In religious class we were told that sex leads to babies and that celibacy was a perfectly acceptable lifestyle for both men and women. You will not be surprised to hear there were a lot of teen pregnancies in my school.
My catholicism at the time did feed into my attitudes to wanking though. Frankly I used to pretend that I wasn’t wanking, what I was doing was wetting the bed (far more dignified obviously!). I used to try not to wank on a Sunday either, always failed that one. That was in the early days.”
Were there discussions about sex and masturbation with your peers at the time?
“Us boys were always quite open about our wanking habits. We talked about them. When I say talk, I mean boast about how many we could do in one night.
The girls in our class meanwhile would ask us about our wanking habits whilst pretending they never did any such thing. It was fun scandalising them.
My point is we knew that what we were being taught and what we thought and experienced pretty much had nothing to do with one another.
I guess this disparity between what we were being told and what we were experiencing was a major thing which helped send me atheist. Adults were talking such shit about sex, this unprovable God stuff was probably shit as well.
I guess wanking and atheism became part and parcel of what became my somewhat practical attitude to life overall. i.e. wanking cannot be a bad thing because I am a teenage boy who girls don’t fancy much and if I didn’t have this release then I would go nuts.
If Catholics think we can all just keep this at bay till we are married then produce ten children because we aren’t meant to use contraception then they must be joking. Also, if God exists he gave us genitals, if he doesn’t then it doesn’t matter. Either way you fucks, I’m wanking.”

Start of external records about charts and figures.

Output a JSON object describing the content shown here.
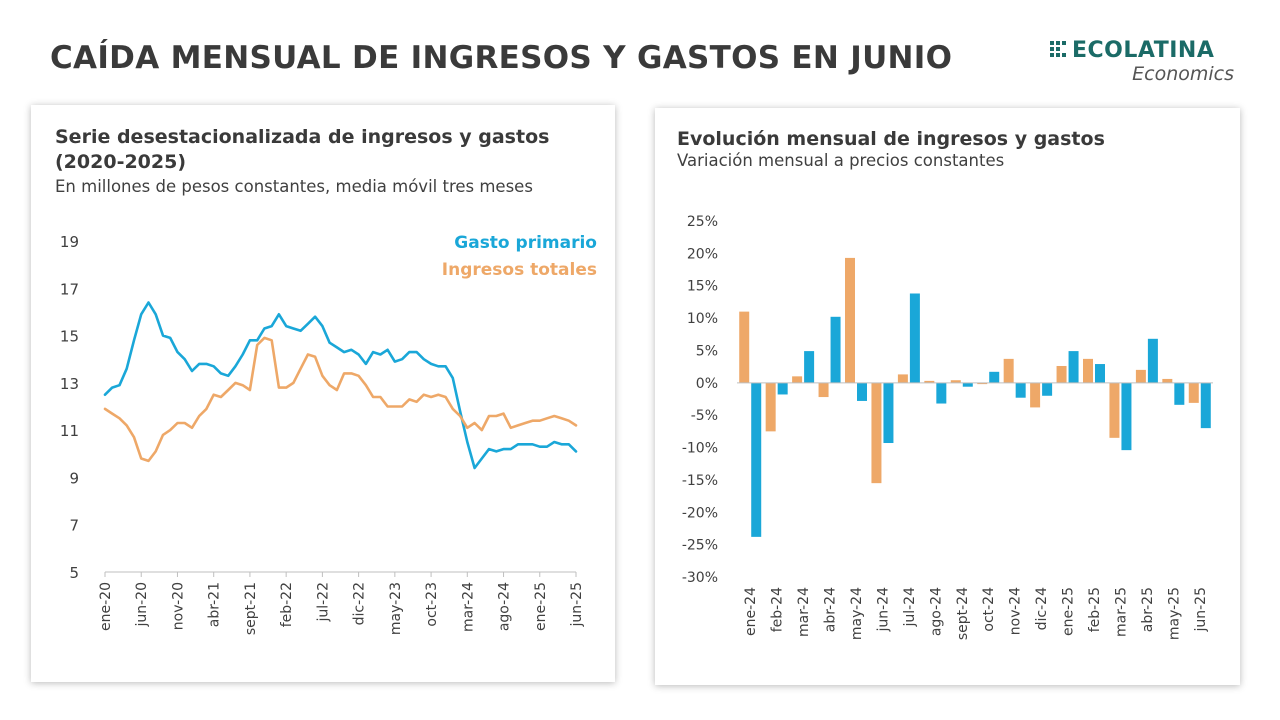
{
  "page": {
    "title": "CAÍDA MENSUAL DE INGRESOS Y GASTOS EN JUNIO"
  },
  "logo": {
    "name": "ECOLATINA",
    "sub": "Economics",
    "color": "#1b6b67"
  },
  "colors": {
    "gasto": "#1aa7d8",
    "ingresos": "#eea868"
  },
  "left_panel": {
    "title": "Serie desestacionalizada de ingresos y gastos (2020-2025)",
    "subtitle": "En millones de pesos constantes, media móvil tres meses"
  },
  "right_panel": {
    "title": "Evolución mensual de ingresos y gastos",
    "subtitle": "Variación mensual a precios constantes"
  },
  "chart_data": [
    {
      "type": "line",
      "ylim": [
        5,
        19
      ],
      "yticks": [
        5,
        7,
        9,
        11,
        13,
        15,
        17,
        19
      ],
      "xtick_labels": [
        "ene-20",
        "jun-20",
        "nov-20",
        "abr-21",
        "sept-21",
        "feb-22",
        "jul-22",
        "dic-22",
        "may-23",
        "oct-23",
        "mar-24",
        "ago-24",
        "ene-25",
        "jun-25"
      ],
      "xtick_every": 5,
      "grid": false,
      "legend_position": "top-right",
      "series": [
        {
          "name": "Gasto primario",
          "color": "#1aa7d8",
          "values": [
            12.5,
            12.8,
            12.9,
            13.6,
            14.8,
            15.9,
            16.4,
            15.9,
            15.0,
            14.9,
            14.3,
            14.0,
            13.5,
            13.8,
            13.8,
            13.7,
            13.4,
            13.3,
            13.7,
            14.2,
            14.8,
            14.8,
            15.3,
            15.4,
            15.9,
            15.4,
            15.3,
            15.2,
            15.5,
            15.8,
            15.4,
            14.7,
            14.5,
            14.3,
            14.4,
            14.2,
            13.8,
            14.3,
            14.2,
            14.4,
            13.9,
            14.0,
            14.3,
            14.3,
            14.0,
            13.8,
            13.7,
            13.7,
            13.2,
            11.8,
            10.5,
            9.4,
            9.8,
            10.2,
            10.1,
            10.2,
            10.2,
            10.4,
            10.4,
            10.4,
            10.3,
            10.3,
            10.5,
            10.4,
            10.4,
            10.1
          ]
        },
        {
          "name": "Ingresos totales",
          "color": "#eea868",
          "values": [
            11.9,
            11.7,
            11.5,
            11.2,
            10.7,
            9.8,
            9.7,
            10.1,
            10.8,
            11.0,
            11.3,
            11.3,
            11.1,
            11.6,
            11.9,
            12.5,
            12.4,
            12.7,
            13.0,
            12.9,
            12.7,
            14.6,
            14.9,
            14.8,
            12.8,
            12.8,
            13.0,
            13.6,
            14.2,
            14.1,
            13.3,
            12.9,
            12.7,
            13.4,
            13.4,
            13.3,
            12.9,
            12.4,
            12.4,
            12.0,
            12.0,
            12.0,
            12.3,
            12.2,
            12.5,
            12.4,
            12.5,
            12.4,
            11.9,
            11.6,
            11.1,
            11.3,
            11.0,
            11.6,
            11.6,
            11.7,
            11.1,
            11.2,
            11.3,
            11.4,
            11.4,
            11.5,
            11.6,
            11.5,
            11.4,
            11.2
          ]
        }
      ]
    },
    {
      "type": "bar",
      "ylim": [
        -30,
        25
      ],
      "yticks": [
        -30,
        -25,
        -20,
        -15,
        -10,
        -5,
        0,
        5,
        10,
        15,
        20,
        25
      ],
      "tick_suffix": "%",
      "categories": [
        "ene-24",
        "feb-24",
        "mar-24",
        "abr-24",
        "may-24",
        "jun-24",
        "jul-24",
        "ago-24",
        "sept-24",
        "oct-24",
        "nov-24",
        "dic-24",
        "ene-25",
        "feb-25",
        "mar-25",
        "abr-25",
        "may-25",
        "jun-25"
      ],
      "series": [
        {
          "color": "#eea868",
          "values": [
            11.0,
            -7.5,
            1.0,
            -2.2,
            19.3,
            -15.5,
            1.3,
            0.3,
            0.4,
            -0.2,
            3.7,
            -3.8,
            2.6,
            3.7,
            -8.5,
            2.0,
            0.6,
            -3.1
          ]
        },
        {
          "color": "#1aa7d8",
          "values": [
            -23.8,
            -1.8,
            4.9,
            10.2,
            -2.8,
            -9.3,
            13.8,
            -3.2,
            -0.6,
            1.7,
            -2.3,
            -2.0,
            4.9,
            2.9,
            -10.4,
            6.8,
            -3.4,
            -7.0
          ]
        }
      ]
    }
  ]
}
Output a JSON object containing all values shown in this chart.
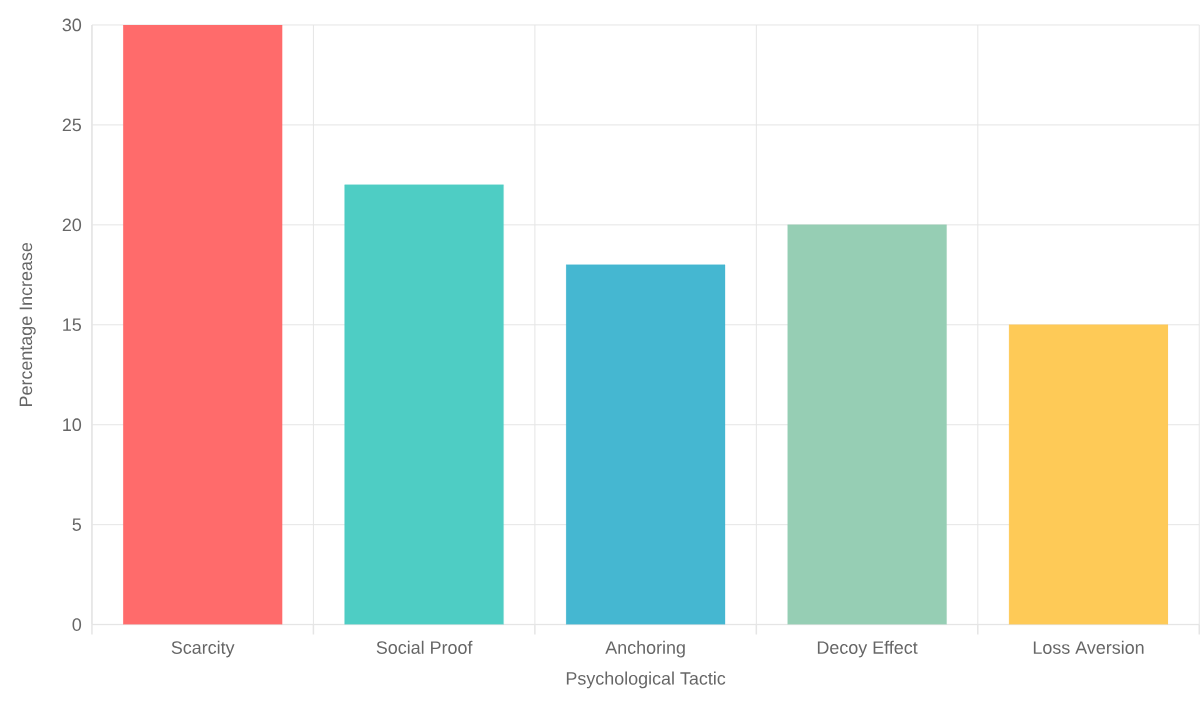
{
  "chart_data": {
    "type": "bar",
    "xlabel": "Psychological Tactic",
    "ylabel": "Percentage Increase",
    "categories": [
      "Scarcity",
      "Social Proof",
      "Anchoring",
      "Decoy Effect",
      "Loss Aversion"
    ],
    "values": [
      30,
      22,
      18,
      20,
      15
    ],
    "colors": [
      "#ff6b6b",
      "#4ecdc4",
      "#45b7d1",
      "#96ceb4",
      "#feca57"
    ],
    "ylim": [
      0,
      30
    ],
    "yticks": [
      0,
      5,
      10,
      15,
      20,
      25,
      30
    ],
    "grid": true
  }
}
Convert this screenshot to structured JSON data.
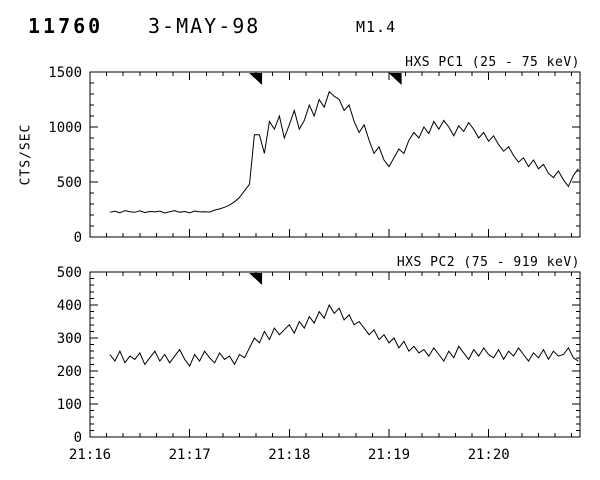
{
  "header": {
    "flare_number": "11760",
    "date": "3-MAY-98",
    "goes_class": "M1.4"
  },
  "colors": {
    "foreground": "#000000",
    "background": "#ffffff"
  },
  "x_axis": {
    "ticks": [
      {
        "t": 0,
        "label": "21:16"
      },
      {
        "t": 60,
        "label": "21:17"
      },
      {
        "t": 120,
        "label": "21:18"
      },
      {
        "t": 180,
        "label": "21:19"
      },
      {
        "t": 240,
        "label": "21:20"
      }
    ],
    "range_sec": [
      0,
      295
    ],
    "major_step_sec": 60,
    "minor_step_sec": 10
  },
  "chart_data": [
    {
      "type": "line",
      "title": "HXS PC1 (25 - 75 keV)",
      "ylabel": "CTS/SEC",
      "ylim": [
        0,
        1500
      ],
      "yticks": [
        0,
        500,
        1000,
        1500
      ],
      "y_major_step": 500,
      "y_minor_step": 100,
      "x_unit": "seconds after 21:16:00",
      "t_start_sec": 12,
      "t_step_sec": 3,
      "marker_times_sec": [
        100,
        184
      ],
      "values": [
        225,
        235,
        220,
        240,
        230,
        225,
        238,
        222,
        232,
        228,
        235,
        218,
        230,
        240,
        225,
        232,
        220,
        236,
        228,
        230,
        226,
        245,
        255,
        270,
        290,
        320,
        360,
        420,
        480,
        930,
        930,
        760,
        1050,
        980,
        1100,
        900,
        1020,
        1150,
        980,
        1060,
        1200,
        1100,
        1250,
        1180,
        1320,
        1280,
        1250,
        1150,
        1200,
        1050,
        950,
        1020,
        880,
        760,
        820,
        700,
        640,
        720,
        800,
        760,
        880,
        950,
        900,
        1000,
        940,
        1050,
        980,
        1060,
        1000,
        920,
        1010,
        960,
        1040,
        980,
        900,
        950,
        870,
        920,
        840,
        780,
        820,
        740,
        680,
        720,
        640,
        700,
        620,
        660,
        580,
        540,
        600,
        520,
        460,
        560,
        620
      ]
    },
    {
      "type": "line",
      "title": "HXS PC2 (75 - 919 keV)",
      "ylabel": "",
      "ylim": [
        0,
        500
      ],
      "yticks": [
        0,
        100,
        200,
        300,
        400,
        500
      ],
      "y_major_step": 100,
      "y_minor_step": 20,
      "x_unit": "seconds after 21:16:00",
      "t_start_sec": 12,
      "t_step_sec": 3,
      "marker_times_sec": [
        100
      ],
      "values": [
        250,
        230,
        260,
        225,
        245,
        235,
        255,
        220,
        240,
        260,
        230,
        250,
        225,
        245,
        265,
        235,
        215,
        250,
        230,
        260,
        240,
        225,
        255,
        235,
        245,
        220,
        250,
        240,
        270,
        300,
        285,
        320,
        295,
        330,
        310,
        325,
        340,
        315,
        350,
        330,
        365,
        345,
        380,
        360,
        400,
        375,
        390,
        355,
        370,
        340,
        350,
        330,
        310,
        325,
        295,
        310,
        285,
        300,
        270,
        290,
        260,
        275,
        255,
        265,
        245,
        270,
        250,
        230,
        260,
        240,
        275,
        255,
        235,
        265,
        245,
        270,
        250,
        240,
        265,
        235,
        260,
        245,
        270,
        250,
        230,
        255,
        240,
        265,
        235,
        260,
        245,
        250,
        270,
        240,
        230
      ]
    }
  ]
}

It sounds like you managed to figure a lot of the useful stuff out by yourself! Is there anything you wish you’d been told about masturbation while you were young?
“I don’t think I wished I had any tips as such. Finding my own way made me body conscious; you learn how your bits work by trial and error rather like how, in your early days of having sex, you learn how your partner’s bits do the same thing.
Sex and wanking is a practical thing more than it’s theoretical I guess. Maybe the thing I wished I knew is just how ubiquitous it is. Also, at the time, I thought I only had a limited amount of sperm. I was quite worried I’d wank it all away. Knowing that that wasn’t true would have been a weight off my mind.”
Have your attitudes towards masturbation changed since you were younger?
“I’m 44 now and my attitude hasn’t changed. The fact is I have two young children and this has affected my sex life with my wife. Frequently one (or both) of us are too tired for sex, and a wank can be done in two minutes. You get a rush of serotonin and then you fall asleep quicker which is damn handy when a kid will be shouting you awake at 5am.
Wanking keeps you sane when there are limited other options. As a teen it’s hormones, as an adult it’s being time poor and struggling to be as awake and horny at the same time as your partner.”